Towards the end of the season, when you have a lot of green fruit, you can pick them all and keep a few ripe fruit with them in a sealed bag or area. This will speed ripening as well as adding a banana! Alternatively use the fruit in their green state to make chutneys or to cook with.
Fruit continue to produce ethylene after ripening and it can then speed over ripening! Commercially some producers have an answer to this .. mentioned below.
Commercial Ripening of Fruit
Vine ripened fruit are very popular today. Supermarkets sell pre-packed fruit as complete trusses. As any experienced tomato grower will tell you, this isn’t natural. In nature the fruit ripen over time and are never all ready at there same time.
The way most vine ripened fruit is produced is to pick a whole truss when green and then treat them with ethylene gas! It works. But it isn’t natural and isn’t the sort of unnatural chemical ripening I want on my plate!
Fortunately in the UK ripening gases aren’t available to the public. But overseas, in countries such as India, they are available over the internet.

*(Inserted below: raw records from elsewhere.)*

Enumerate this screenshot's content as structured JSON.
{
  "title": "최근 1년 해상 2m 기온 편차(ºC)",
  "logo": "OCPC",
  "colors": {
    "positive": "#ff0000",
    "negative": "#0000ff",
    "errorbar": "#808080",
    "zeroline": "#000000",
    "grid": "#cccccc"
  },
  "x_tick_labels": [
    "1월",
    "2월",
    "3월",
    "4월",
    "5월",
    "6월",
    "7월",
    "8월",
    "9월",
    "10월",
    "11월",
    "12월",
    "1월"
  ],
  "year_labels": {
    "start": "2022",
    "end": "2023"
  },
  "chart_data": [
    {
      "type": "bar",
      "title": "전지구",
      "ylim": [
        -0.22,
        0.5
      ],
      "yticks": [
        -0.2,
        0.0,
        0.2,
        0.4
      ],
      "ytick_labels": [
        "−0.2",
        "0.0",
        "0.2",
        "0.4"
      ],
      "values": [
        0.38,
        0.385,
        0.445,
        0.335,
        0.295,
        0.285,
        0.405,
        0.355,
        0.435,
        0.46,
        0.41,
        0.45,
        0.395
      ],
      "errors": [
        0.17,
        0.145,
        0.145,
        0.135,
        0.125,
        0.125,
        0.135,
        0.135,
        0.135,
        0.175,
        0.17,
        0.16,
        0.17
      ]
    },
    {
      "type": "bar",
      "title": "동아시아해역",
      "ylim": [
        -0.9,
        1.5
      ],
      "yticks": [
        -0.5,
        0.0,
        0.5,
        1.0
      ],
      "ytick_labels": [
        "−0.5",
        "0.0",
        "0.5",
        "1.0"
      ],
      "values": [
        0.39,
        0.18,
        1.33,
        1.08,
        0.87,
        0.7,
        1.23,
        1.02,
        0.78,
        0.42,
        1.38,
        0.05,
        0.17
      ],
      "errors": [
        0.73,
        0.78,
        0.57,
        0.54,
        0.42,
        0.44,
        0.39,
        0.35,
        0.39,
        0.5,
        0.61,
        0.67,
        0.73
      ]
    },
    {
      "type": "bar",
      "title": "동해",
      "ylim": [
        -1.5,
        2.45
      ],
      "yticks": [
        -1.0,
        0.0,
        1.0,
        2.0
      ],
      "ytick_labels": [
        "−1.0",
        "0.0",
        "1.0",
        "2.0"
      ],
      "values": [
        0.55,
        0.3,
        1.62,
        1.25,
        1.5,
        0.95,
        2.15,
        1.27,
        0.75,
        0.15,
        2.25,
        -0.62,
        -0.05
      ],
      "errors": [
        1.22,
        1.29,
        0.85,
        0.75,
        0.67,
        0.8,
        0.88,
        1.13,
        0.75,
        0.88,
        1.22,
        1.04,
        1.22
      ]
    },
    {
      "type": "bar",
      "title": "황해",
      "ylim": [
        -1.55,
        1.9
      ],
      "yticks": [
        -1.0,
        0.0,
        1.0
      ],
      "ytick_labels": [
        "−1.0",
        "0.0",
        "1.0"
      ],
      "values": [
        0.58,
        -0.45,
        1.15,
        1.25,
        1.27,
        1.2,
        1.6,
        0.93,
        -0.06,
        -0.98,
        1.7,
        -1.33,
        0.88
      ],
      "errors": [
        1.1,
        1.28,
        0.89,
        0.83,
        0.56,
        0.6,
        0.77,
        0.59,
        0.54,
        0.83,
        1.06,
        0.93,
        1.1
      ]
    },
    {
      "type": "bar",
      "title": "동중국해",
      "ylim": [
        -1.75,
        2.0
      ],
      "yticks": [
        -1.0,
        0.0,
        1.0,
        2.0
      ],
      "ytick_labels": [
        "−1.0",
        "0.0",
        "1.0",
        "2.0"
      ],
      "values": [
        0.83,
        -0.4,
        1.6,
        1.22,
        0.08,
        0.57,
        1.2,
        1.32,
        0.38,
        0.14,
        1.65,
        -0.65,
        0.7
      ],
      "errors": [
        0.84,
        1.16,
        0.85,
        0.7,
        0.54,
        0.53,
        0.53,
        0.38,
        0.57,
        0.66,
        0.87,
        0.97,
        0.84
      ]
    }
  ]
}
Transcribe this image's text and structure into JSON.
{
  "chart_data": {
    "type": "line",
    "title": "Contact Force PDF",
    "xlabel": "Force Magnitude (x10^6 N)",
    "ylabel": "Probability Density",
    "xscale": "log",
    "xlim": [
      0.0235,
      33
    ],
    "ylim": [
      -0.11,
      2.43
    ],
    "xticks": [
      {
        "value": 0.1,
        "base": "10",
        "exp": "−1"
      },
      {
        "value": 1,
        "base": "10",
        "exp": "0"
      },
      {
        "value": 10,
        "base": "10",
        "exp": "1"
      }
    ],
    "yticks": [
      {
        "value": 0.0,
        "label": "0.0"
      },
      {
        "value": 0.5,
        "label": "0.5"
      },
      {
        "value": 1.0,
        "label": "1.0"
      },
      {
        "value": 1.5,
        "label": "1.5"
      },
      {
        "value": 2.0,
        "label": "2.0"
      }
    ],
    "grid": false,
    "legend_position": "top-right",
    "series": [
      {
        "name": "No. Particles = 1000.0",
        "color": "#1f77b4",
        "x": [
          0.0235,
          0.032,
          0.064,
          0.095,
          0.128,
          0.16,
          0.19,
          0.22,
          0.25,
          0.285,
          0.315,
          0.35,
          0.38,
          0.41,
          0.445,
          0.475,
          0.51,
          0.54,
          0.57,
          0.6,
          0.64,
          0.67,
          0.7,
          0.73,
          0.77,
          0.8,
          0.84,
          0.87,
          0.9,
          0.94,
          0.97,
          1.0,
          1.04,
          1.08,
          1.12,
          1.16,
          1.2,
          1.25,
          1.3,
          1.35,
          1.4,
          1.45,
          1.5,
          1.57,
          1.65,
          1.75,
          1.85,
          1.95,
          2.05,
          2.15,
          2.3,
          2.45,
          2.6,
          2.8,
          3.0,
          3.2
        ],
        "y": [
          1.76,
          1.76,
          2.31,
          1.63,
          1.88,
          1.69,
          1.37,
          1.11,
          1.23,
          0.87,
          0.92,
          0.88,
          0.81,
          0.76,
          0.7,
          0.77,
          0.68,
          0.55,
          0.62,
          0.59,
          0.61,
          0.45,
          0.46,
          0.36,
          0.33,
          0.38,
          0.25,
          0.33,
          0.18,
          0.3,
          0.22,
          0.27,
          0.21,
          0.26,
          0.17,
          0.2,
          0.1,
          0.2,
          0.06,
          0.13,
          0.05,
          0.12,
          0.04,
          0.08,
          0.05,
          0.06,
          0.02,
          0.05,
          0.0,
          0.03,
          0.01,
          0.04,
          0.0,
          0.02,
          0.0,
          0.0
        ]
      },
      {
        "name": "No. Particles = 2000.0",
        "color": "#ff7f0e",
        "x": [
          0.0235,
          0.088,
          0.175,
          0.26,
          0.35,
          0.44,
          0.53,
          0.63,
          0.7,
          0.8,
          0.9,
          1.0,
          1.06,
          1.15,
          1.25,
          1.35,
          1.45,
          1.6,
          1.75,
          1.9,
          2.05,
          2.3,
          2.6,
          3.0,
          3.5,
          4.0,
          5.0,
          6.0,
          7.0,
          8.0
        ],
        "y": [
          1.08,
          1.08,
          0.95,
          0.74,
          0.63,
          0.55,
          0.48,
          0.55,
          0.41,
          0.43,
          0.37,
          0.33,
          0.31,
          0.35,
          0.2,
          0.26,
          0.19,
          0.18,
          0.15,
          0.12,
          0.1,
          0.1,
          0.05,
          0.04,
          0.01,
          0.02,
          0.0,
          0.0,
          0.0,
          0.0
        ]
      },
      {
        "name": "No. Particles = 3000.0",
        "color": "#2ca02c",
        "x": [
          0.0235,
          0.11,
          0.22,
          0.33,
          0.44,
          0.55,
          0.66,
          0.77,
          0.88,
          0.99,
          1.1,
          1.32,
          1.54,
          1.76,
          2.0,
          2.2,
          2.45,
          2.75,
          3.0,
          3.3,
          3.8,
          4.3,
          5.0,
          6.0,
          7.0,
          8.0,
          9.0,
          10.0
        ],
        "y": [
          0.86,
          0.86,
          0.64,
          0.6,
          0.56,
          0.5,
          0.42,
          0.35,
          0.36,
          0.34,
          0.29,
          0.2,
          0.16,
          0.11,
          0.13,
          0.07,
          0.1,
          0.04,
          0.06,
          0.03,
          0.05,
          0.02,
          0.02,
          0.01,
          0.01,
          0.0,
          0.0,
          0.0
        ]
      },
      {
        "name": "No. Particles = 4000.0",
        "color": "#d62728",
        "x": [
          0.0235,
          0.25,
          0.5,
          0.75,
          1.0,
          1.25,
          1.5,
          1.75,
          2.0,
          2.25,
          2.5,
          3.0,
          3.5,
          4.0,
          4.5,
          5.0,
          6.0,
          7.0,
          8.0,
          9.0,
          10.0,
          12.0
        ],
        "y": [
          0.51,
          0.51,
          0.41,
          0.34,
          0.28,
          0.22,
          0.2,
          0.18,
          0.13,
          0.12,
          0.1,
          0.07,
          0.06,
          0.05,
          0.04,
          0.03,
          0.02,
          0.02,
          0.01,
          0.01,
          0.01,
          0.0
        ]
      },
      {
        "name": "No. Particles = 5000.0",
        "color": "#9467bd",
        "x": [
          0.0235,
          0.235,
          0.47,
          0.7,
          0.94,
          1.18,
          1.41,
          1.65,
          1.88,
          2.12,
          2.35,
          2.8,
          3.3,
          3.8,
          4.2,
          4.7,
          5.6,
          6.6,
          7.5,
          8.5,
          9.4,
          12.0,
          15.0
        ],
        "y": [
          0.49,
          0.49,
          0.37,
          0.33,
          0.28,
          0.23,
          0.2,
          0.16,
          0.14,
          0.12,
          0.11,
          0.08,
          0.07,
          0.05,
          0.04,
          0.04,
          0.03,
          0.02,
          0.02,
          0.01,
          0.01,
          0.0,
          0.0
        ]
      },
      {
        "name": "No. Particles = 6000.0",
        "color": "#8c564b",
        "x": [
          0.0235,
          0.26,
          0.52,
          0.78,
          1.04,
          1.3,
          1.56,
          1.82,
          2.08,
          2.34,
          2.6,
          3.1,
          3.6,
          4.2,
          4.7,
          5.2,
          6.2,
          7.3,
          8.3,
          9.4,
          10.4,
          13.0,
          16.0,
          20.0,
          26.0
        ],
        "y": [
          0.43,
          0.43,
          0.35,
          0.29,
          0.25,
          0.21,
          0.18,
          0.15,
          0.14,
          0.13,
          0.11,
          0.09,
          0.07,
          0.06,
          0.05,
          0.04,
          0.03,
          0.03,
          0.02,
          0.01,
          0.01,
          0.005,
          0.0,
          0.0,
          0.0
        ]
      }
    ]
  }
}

But worse than using artificial chemical ripening in my book, is the use off chemical scrubbers to reduce the ethylene levels once packed. The pads that fruit sit on, or even the packs themselves, often contain chemicals to remove the ethylene and extend shelf life.
At this point I’d like to make it clear I have never used ethylene gas and ripening rooms to artificially ripen tomatoes. I would pick all my green tomatoes and sell them to the local Indian diaspora communities where they were used to produce wonderful chutneys.
How To Ripen Tomatoes: Water Reduction
Reducing water intake also speeds ripening to an extent. In the last week of the crop we stopped watering them. And in the last 2-3 days pulled the roots. Today I’d leave the roots but sever the stem at ground level as I want to leave the roots in the ground.